Racer Tech's RZR XP 900 Lightweight Radius Rod Kit will replace the weak factory radius rods with a substantially stronger design. Here's the fix for the weakest link on the RZR XP 900. This is our lightweight, economical solution for the MX racers and recreational riders out there. These rods are substantially stronger than the OEM rods and also adjustable. These Radius Rods are a direct bolt-on replacement and work with the OEM trailing arm and knuckle/spindle. They are swedged 7075 aluminum rods with high strength 5/8" heim joints. The rods have a little room for adjustments for the inclined rider to tweak the handling a little bit if desired. The adjustment provided from this kit is the static camber settings. By adjusting the rear camber one can control how aggressive the bite of the rear tire is in a corner and find a preferred balance of understeer / oversteer which is how much the machine pushes or slides out in a corner. This setting while controlling handling going into a corner, can also fine tune traction coming out of a turn.
This kit complete with heim joints and hi misalignment spacers actually weighs 5 lbs. LESS than the weak OEM rods!
This kit includes BARE aluminum radius rods, heim joints and high misalignment spacers needed for installation. The factory bolts are re-used and there is no modification to the vehicle necessary.
This kit WILL work with our Radlock for paralleled rear suspension strength.

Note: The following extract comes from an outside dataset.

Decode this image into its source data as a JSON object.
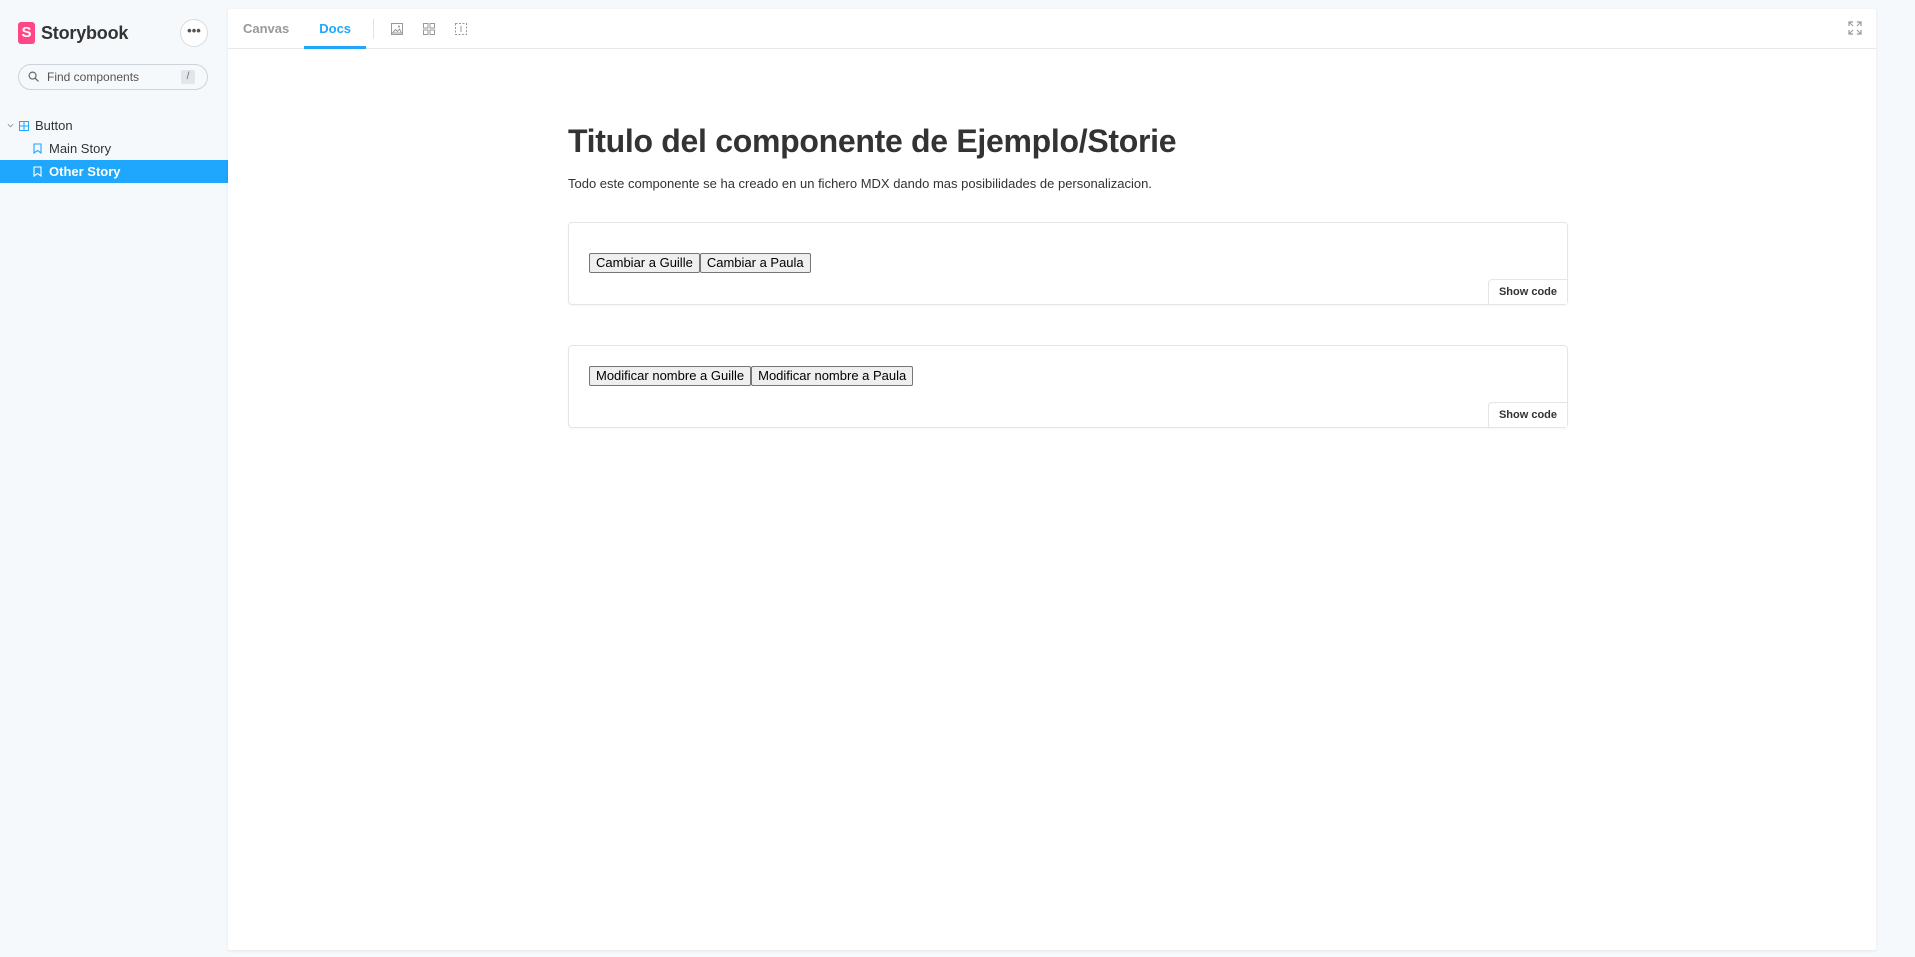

A lot of people have asked about our stance on bent lower rods for better ground clearance and why we haven't offered them. Here is where we stand on the subject; the issue with any bent / trussed/ etc. design (beside the inherent weakness added by having a rod that's already bent) is the additional leverage applied when something does try to wrap around the bar and tug on it. When it's a straight tube there is only a two dimensional push/pull on the rod. If it's a bend of any kind it's a three dimensional situation and the center to center axis of the ends becomes a fulcrum point for the bent tube to rotate about while it's being pulled or pushed. Essentially the rod will just try to flop around. The biggest issue with this particular application is the ends need to be a form of a spherical joint to work with the motion of the suspension. If this was some sort of a bushing/sleeve application the bent rod would be no problem. These new rods are going to be very hard to bend or break even if they do hit something.